Many businesses are simply little fish in a big ocean, swimming and scurrying about hoping to be noticed or "chosen" by those customers that want what they have to offer.
That is no way to run a business.
Getting noticed involves a lot of positive and planned steps that lead to incremental wins or successes. Typically, the process of being noticed and spreading the word about your products is an expensive and drawn out affair.
But there are things you can do every day in your business to create "buzz." And according to author Richard Laermer, in his great little book Full Frontal PR, this one characteristic of your marketing (creating buzz) is often the difference between success and failure in your total effort.
Why is PR important to every business?
Laermer gives us seven important reasons:
1. It can get national-scale attention and "mega-brand" status attached to your small local business,
2. It brings fame and "expert" status to you, in whatever you do (not just related to the specific product you're known for),
3. PR can send the value of your business through the roof,
4. "Buzz" allows you to be heard; it gives you a platform for not only your products but other agendas you may have,
5. It allows you to tell your story as you like it -- to set the record straight in an open forum,
6. PR can give your business the "break" you might not be able to get any other way -- it creates opportunities for your business,
7. PR can "incapacitate the competition" according to Laermer.
Full Frontal PR has some excellent practical tips on building buzz pitching your business story.

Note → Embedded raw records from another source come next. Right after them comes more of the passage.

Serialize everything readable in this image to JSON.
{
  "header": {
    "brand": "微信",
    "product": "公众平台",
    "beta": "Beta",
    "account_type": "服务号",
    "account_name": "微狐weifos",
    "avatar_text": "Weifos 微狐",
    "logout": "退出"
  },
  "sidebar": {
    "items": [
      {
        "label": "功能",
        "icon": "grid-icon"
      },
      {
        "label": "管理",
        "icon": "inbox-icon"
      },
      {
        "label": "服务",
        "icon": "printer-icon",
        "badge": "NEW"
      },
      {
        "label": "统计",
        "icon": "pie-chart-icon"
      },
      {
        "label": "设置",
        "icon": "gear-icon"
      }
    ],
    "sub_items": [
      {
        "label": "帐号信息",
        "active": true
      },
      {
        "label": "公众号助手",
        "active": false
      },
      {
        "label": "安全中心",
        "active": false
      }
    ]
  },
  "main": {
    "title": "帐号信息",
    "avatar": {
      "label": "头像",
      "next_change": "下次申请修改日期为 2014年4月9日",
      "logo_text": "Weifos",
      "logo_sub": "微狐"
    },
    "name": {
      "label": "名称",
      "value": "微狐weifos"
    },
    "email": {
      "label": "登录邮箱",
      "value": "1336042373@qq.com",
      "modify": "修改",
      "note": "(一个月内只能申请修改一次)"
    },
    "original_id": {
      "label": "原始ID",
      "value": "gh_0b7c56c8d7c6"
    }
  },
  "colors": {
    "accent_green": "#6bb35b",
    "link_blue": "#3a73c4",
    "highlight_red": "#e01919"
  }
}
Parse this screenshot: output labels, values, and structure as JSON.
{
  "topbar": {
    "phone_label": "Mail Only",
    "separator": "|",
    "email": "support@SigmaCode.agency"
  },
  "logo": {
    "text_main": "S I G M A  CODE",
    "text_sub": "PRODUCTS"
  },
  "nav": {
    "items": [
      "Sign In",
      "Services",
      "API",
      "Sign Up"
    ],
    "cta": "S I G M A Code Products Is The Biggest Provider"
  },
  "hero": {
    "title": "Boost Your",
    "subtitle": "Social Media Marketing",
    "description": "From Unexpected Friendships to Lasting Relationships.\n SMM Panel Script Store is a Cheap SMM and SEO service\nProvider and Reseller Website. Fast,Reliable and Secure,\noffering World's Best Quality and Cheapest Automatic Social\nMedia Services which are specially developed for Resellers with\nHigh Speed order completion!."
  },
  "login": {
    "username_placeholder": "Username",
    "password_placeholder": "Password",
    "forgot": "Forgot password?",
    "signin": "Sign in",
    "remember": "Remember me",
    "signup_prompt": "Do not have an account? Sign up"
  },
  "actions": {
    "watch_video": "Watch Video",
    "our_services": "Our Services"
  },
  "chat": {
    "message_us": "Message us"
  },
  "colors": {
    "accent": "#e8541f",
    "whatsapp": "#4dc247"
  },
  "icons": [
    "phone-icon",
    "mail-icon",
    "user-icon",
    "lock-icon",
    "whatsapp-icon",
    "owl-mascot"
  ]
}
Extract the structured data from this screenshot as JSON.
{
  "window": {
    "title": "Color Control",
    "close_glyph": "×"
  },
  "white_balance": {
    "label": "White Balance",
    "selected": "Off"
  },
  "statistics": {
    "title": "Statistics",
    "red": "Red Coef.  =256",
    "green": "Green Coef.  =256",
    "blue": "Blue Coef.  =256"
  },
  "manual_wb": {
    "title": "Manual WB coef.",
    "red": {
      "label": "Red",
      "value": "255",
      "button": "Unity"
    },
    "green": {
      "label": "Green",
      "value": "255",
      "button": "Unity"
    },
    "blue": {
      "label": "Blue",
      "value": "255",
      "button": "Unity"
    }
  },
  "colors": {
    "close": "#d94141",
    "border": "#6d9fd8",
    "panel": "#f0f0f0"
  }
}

There seems to be a somewhat predictable and probable outcome to PR attempts when the company follows the advice of Laermer and approaches the PR environment as the author suggests.
I won't go into the details here -- you need to pick up a copy of this idea-filled book and adapt the principles to your own company.
As in most business execution activities, positive, pro-active, and consistent effort over time usually produces superior results over sporadic and "hot-cold" intensity.
One other thing: the appendix, entitled "The Cool Sources for a PR Wiz" is an excellent resource or compendium of web sites that will help you put your own PR campaigns on steroids.
This is a must-read for the serious owner-operator.